Multilayer perceptron with time dependent multidimensional data using Flux

Hi, I have some problems coding a ( multilayer perceptron using Flux. My data is given in the form

D_t = (x_i, yi)_{i=1}^n where x_i is a scalar and y_i a $3-$dim vector and t=1,\ldots,T the timesteps. One shold notice that (x_1, y_1) in D_1 and (x_1, y_1) in D_2 correspond to each other i.e. is is the data point for the next time step. For one time-step T=1, I constructed the data for my neural network by the following:

using Flux
n = 10
nsamples = n; in_features = 1; out_features = 3;
X = randn(Float32, in_features, nsamples);
Y = randn(Float32, out_features, nsamples);
data = Flux.Data.DataLoader((X,Y), batchsize=4); # automatic batching convenience
X1, Y1 = first(data); 
@show size(X1) size(Y1)

Now I want to extend the network for T>1. My first idea was to reshape the data but I could not really find a way to extract the results later on. My other idea was to in crease the input and output features. Therefore I used

in_features = T

But for the output features I could not really find a way, since in my case it symbolizes the dimension. So actually I would need something like
out_features = (T, 3)

But I am pretty sure that this is not working. Can someone tell me a better strategy to deal with these kind of problems?

1 Like

It’s hard from the mathematical description to discern what the actual desired data shapes are. Pseudocode and/or descriptions of each dimension would be far more helpful.
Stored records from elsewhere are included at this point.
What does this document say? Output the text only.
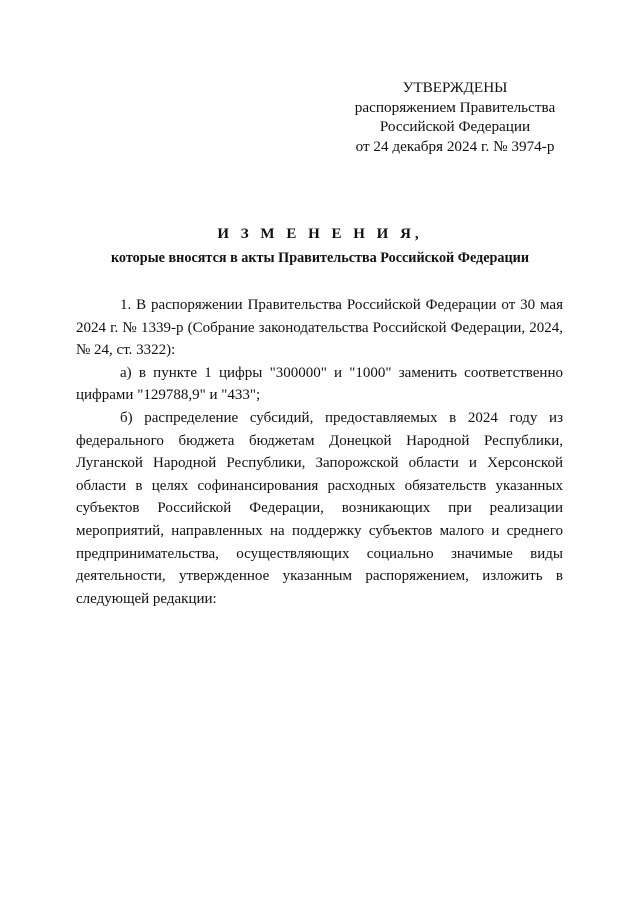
УТВЕРЖДЕНЫ
распоряжением Правительства
Российской Федерации
от 24 декабря 2024 г. № 3974-р
И З М Е Н Е Н И Я,
которые вносятся в акты Правительства Российской Федерации

1. В распоряжении Правительства Российской Федерации от 30 мая 2024 г. № 1339-р (Собрание законодательства Российской Федерации, 2024, № 24, ст. 3322):

а) в пункте 1 цифры "300000" и "1000" заменить соответственно цифрами "129788,9" и "433";

б) распределение субсидий, предоставляемых в 2024 году из федерального бюджета бюджетам Донецкой Народной Республики, Луганской Народной Республики, Запорожской области и Херсонской области в целях софинансирования расходных обязательств указанных субъектов Российской Федерации, возникающих при реализации мероприятий, направленных на поддержку субъектов малого и среднего предпринимательства, осуществляющих социально значимые виды деятельности, утвержденное указанным распоряжением, изложить в следующей редакции:
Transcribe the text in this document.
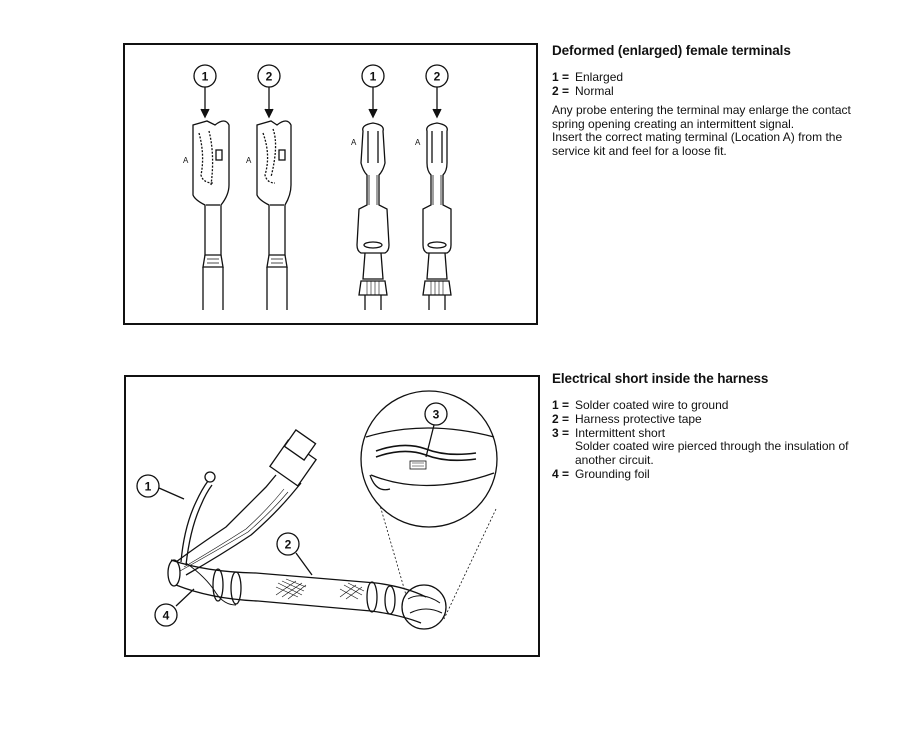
1	2	1	2
A	A
A	A
Deformed (enlarged) female terminals
1 = Enlarged
2 = Normal
Any probe entering the terminal may enlarge the contact
spring opening creating an intermittent signal.
Insert the correct mating terminal (Location A) from the
service kit and feel for a loose fit.
1
2
3
4
Electrical short inside the harness
1 = Solder coated wire to ground
2 = Harness protective tape
3 = Intermittent short
Solder coated wire pierced through the insulation of
another circuit.
4 = Grounding foil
One thing that might help you: Flux’s Dense layer can take multiple dimensions between the input and batch. This is useful if you can apply the MLP over each timestep simultaneously.
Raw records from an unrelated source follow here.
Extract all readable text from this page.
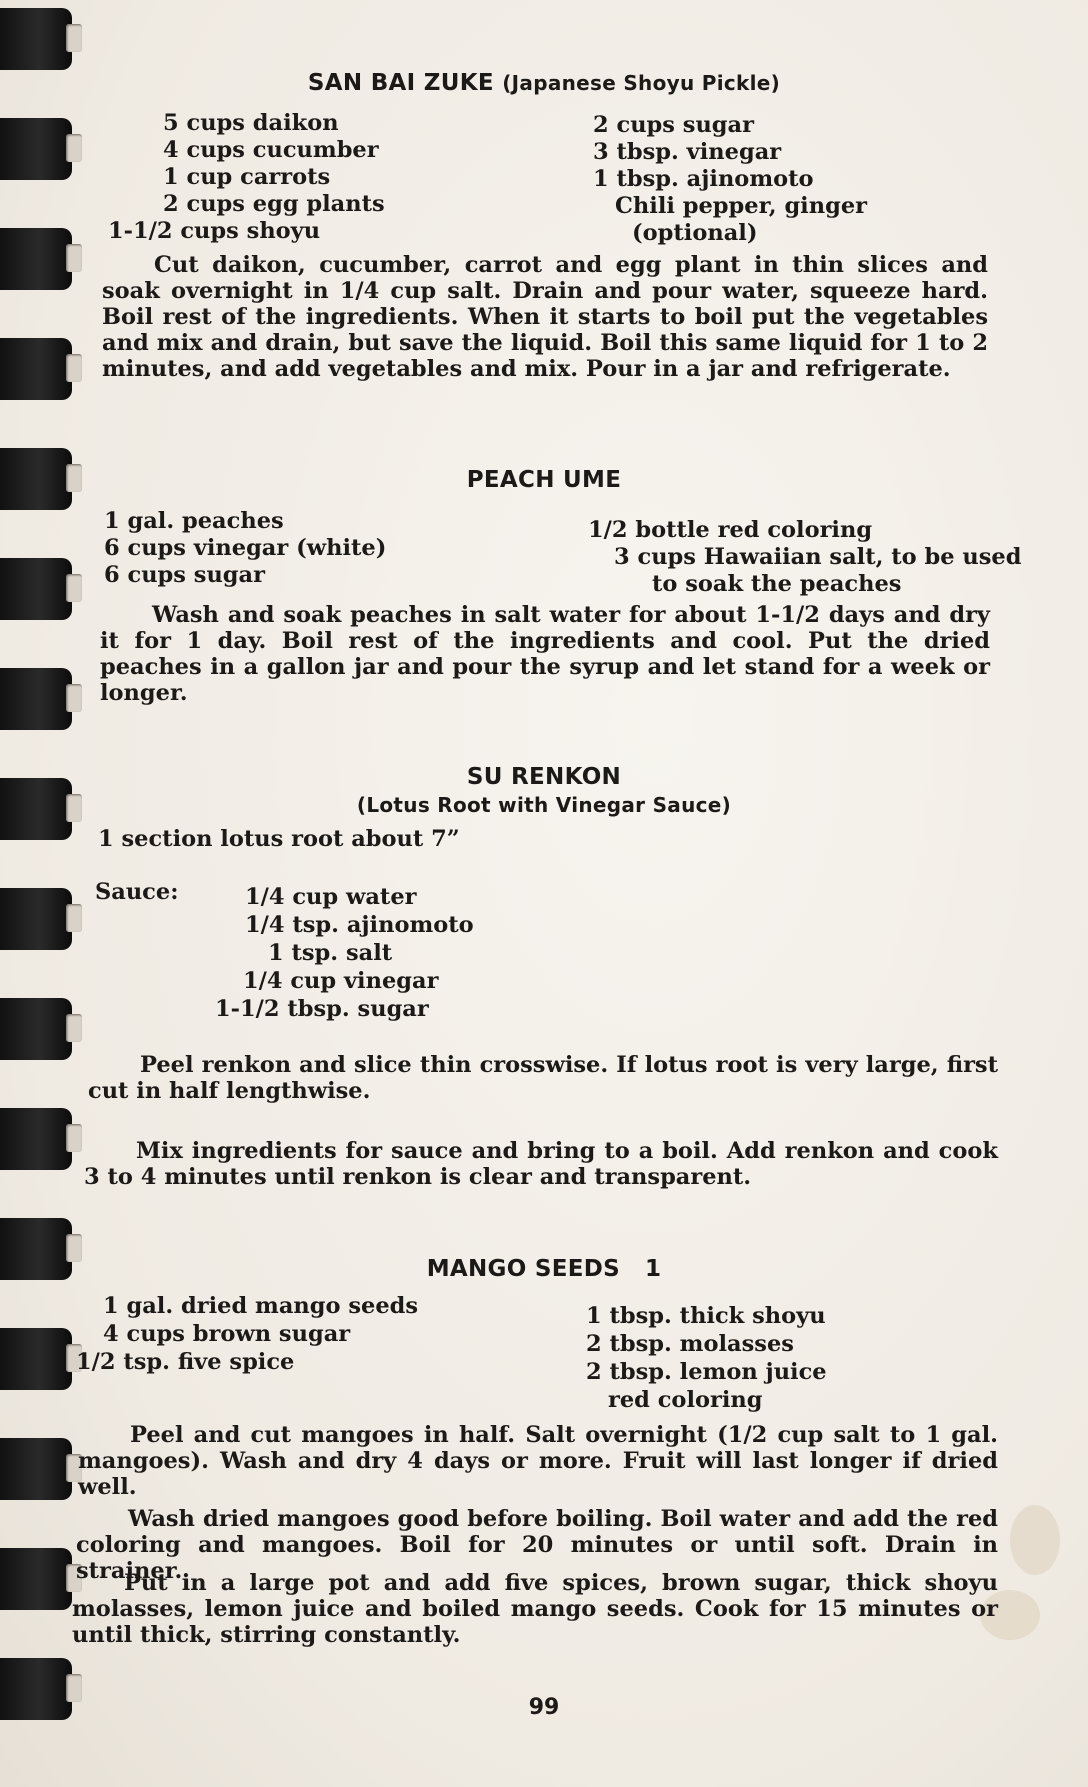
SAN BAI ZUKE (Japanese Shoyu Pickle)
5 cups daikon
4 cups cucumber
1 cup carrots
2 cups egg plants
1-1/2 cups shoyu
2 cups sugar
3 tbsp. vinegar
1 tbsp. ajinomoto
Chili pepper, ginger
(optional)

Cut daikon, cucumber, carrot and egg plant in thin slices and soak overnight in 1/4 cup salt. Drain and pour water, squeeze hard. Boil rest of the ingredients. When it starts to boil put the vegetables and mix and drain, but save the liquid. Boil this same liquid for 1 to 2 minutes, and add vegetables and mix. Pour in a jar and refrigerate.

PEACH UME
1 gal. peaches
6 cups vinegar (white)
6 cups sugar
1/2 bottle red coloring
3 cups Hawaiian salt, to be used
to soak the peaches

Wash and soak peaches in salt water for about 1-1/2 days and dry it for 1 day. Boil rest of the ingredients and cool. Put the dried peaches in a gallon jar and pour the syrup and let stand for a week or longer.

SU RENKON
(Lotus Root with Vinegar Sauce)
1 section lotus root about 7”
Sauce:	1/4 cup water
1/4 tsp. ajinomoto
1 tsp. salt
1/4 cup vinegar
1-1/2 tbsp. sugar

Peel renkon and slice thin crosswise. If lotus root is very large, first cut in half lengthwise.

Mix ingredients for sauce and bring to a boil. Add renkon and cook 3 to 4 minutes until renkon is clear and transparent.

MANGO SEEDS 1
1 gal. dried mango seeds
4 cups brown sugar
1/2 tsp. five spice
1 tbsp. thick shoyu
2 tbsp. molasses
2 tbsp. lemon juice
red coloring

Peel and cut mangoes in half. Salt overnight (1/2 cup salt to 1 gal. mangoes). Wash and dry 4 days or more. Fruit will last longer if dried well.

Wash dried mangoes good before boiling. Boil water and add the red coloring and mangoes. Boil for 20 minutes or until soft. Drain in strainer.

Put in a large pot and add five spices, brown sugar, thick shoyu molasses, lemon juice and boiled mango seeds. Cook for 15 minutes or until thick, stirring constantly.

99
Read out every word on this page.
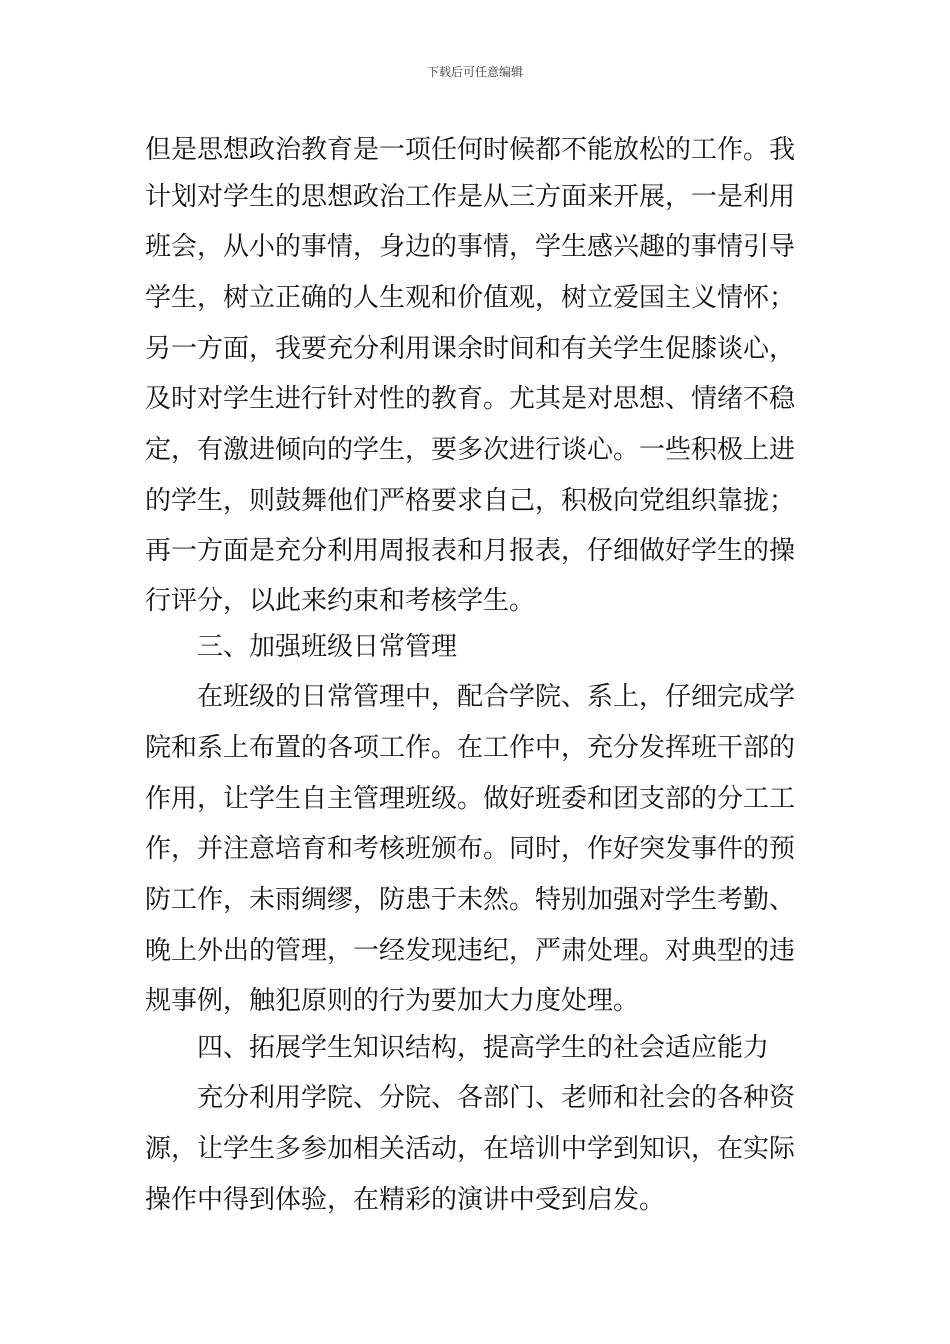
下载后可任意编辑
但是思想政治教育是一项任何时候都不能放松的工作。我
计划对学生的思想政治工作是从三方面来开展，一是利用
班会，从小的事情，身边的事情，学生感兴趣的事情引导
学生，树立正确的人生观和价值观，树立爱国主义情怀；
另一方面，我要充分利用课余时间和有关学生促膝谈心，
及时对学生进行针对性的教育。尤其是对思想、情绪不稳
定，有激进倾向的学生，要多次进行谈心。一些积极上进
的学生，则鼓舞他们严格要求自己，积极向党组织靠拢；
再一方面是充分利用周报表和月报表，仔细做好学生的操
行评分，以此来约束和考核学生。
三、加强班级日常管理
在班级的日常管理中，配合学院、系上，仔细完成学
院和系上布置的各项工作。在工作中，充分发挥班干部的
作用，让学生自主管理班级。做好班委和团支部的分工工
作，并注意培育和考核班颁布。同时，作好突发事件的预
防工作，未雨绸缪，防患于未然。特别加强对学生考勤、
晚上外出的管理，一经发现违纪，严肃处理。对典型的违
规事例，触犯原则的行为要加大力度处理。
四、拓展学生知识结构，提高学生的社会适应能力
充分利用学院、分院、各部门、老师和社会的各种资
源，让学生多参加相关活动，在培训中学到知识，在实际
操作中得到体验，在精彩的演讲中受到启发。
I see, let me start to give an example of one specific data point in the dataset.

Example: Assuming two different input features a scalar height and a scalar weight, my output is a 3-dim vector dependin on time. One could write this data point (x_1, y_1(t)) as:

x_1 = (height_1, weight_1) and y_1(t) = (t, t^2, t^3) with t = 1, \ldots, T

Another way to represent the target would be

y_1 = [(1, 1, 1), (2, 4, 8),\ldots,(T, T^2, T^3)].
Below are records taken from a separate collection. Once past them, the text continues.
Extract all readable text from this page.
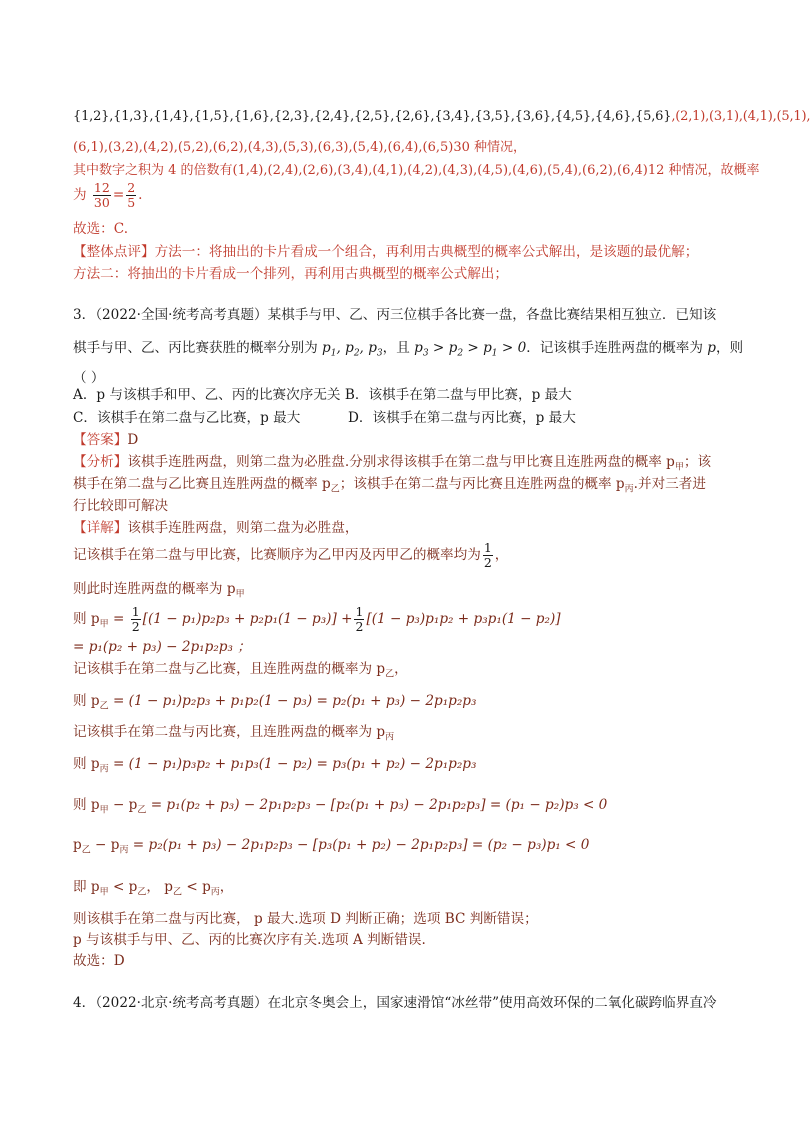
{1,2},{1,3},{1,4},{1,5},{1,6},{2,3},{2,4},{2,5},{2,6},{3,4},{3,5},{3,6},{4,5},{4,6},{5,6},(2,1),(3,1),(4,1),(5,1),
(6,1),(3,2),(4,2),(5,2),(6,2),(4,3),(5,3),(6,3),(5,4),(6,4),(6,5)30 种情况，
其中数字之积为 4 的倍数有(1,4),(2,4),(2,6),(3,4),(4,1),(4,2),(4,3),(4,5),(4,6),(5,4),(6,2),(6,4)12 种情况，故概率
为 $\frac{12}{30} = \frac{2}{5}$ .
故选：C.
【整体点评】方法一：将抽出的卡片看成一个组合，再利用古典概型的概率公式解出，是该题的最优解；
方法二：将抽出的卡片看成一个排列，再利用古典概型的概率公式解出；
3．（2022·全国·统考高考真题）某棋手与甲、乙、丙三位棋手各比赛一盘，各盘比赛结果相互独立．已知该
棋手与甲、乙、丙比赛获胜的概率分别为 $p_1$, $p_2$, $p_3$，且 $p_3 > p_2 > p_1 > 0$．记该棋手连胜两盘的概率为 p，则
（ ）
A．p 与该棋手和甲、乙、丙的比赛次序无关 B．该棋手在第二盘与甲比赛，p 最大
C．该棋手在第二盘与乙比赛，p 最大	D．该棋手在第二盘与丙比赛，p 最大
【答案】D
【分析】该棋手连胜两盘，则第二盘为必胜盘.分别求得该棋手在第二盘与甲比赛且连胜两盘的概率 $p_甲$；该
棋手在第二盘与乙比赛且连胜两盘的概率 $p_乙$；该棋手在第二盘与丙比赛且连胜两盘的概率 $p_丙$.并对三者进
行比较即可解决
【详解】该棋手连胜两盘，则第二盘为必胜盘，
记该棋手在第二盘与甲比赛，比赛顺序为乙甲丙及丙甲乙的概率均为 $\frac{1}{2}$ ，
则此时连胜两盘的概率为 $p_甲$
则 $p_甲 = \frac{1}{2} [(1 - p_1)p_2p_3 + p_2p_1(1 - p_3)] + \frac{1}{2} [(1 - p_3)p_1p_2 + p_3p_1(1 - p_2)]$
= p₁(p₂ + p₃) − 2p₁p₂p₃ ；
记该棋手在第二盘与乙比赛，且连胜两盘的概率为 $p_乙$，
则 $p_乙 = (1 - p_1)p_2p_3 + p_1p_2(1 - p_3) = p_2(p_1 + p_3) - 2p_1p_2p_3$
记该棋手在第二盘与丙比赛，且连胜两盘的概率为 $p_丙$
则 $p_丙 = (1 - p_1)p_3p_2 + p_1p_3(1 - p_2) = p_3(p_1 + p_2) - 2p_1p_2p_3$
则 $p_甲 - p_乙 = p_1(p_2 + p_3) - 2p_1p_2p_3 - [p_2(p_1 + p_3) - 2p_1p_2p_3] = (p_1 - p_2)p_3 < 0$
$p_乙 - p_丙 = p_2(p_1 + p_3) - 2p_1p_2p_3 - [p_3(p_1 + p_2) - 2p_1p_2p_3] = (p_2 - p_3)p_1 < 0$
即 $p_甲 < p_乙$， $p_乙 < p_丙$，
则该棋手在第二盘与丙比赛， p 最大.选项 D 判断正确；选项 BC 判断错误；
p 与该棋手与甲、乙、丙的比赛次序有关.选项 A 判断错误.
故选：D
4．（2022·北京·统考高考真题）在北京冬奥会上，国家速滑馆“冰丝带”使用高效环保的二氧化碳跨临界直冷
Of course this is only one data point in a dataset of n samples. I wrote it in a more general form in Julia

nsamples = 10
input_features = 2 # number of input features e.g. (height, weight)
output_features = 3 # dim of the vector e.g. (t, t^2, t^3)
T = 20 # timesteps

# One specific data point 
x1 = randn(Float32, input_features)
y1 = randn(Float32, T, output_features)

@show x1 y1

# Data set i.e. input X and target Y contains nsamples of these data points
X = randn(Float32, input_features, nsamples)
Y = randn(Float32, T, output_features, nsamples)

@show X Y

I’m not exactly sure I understand then. The input has no time dimension, but then the model adds one based on the height and weight? That’s definitely beyond what a plain MLP is capable of, so I assume you have a more complex model than originally described.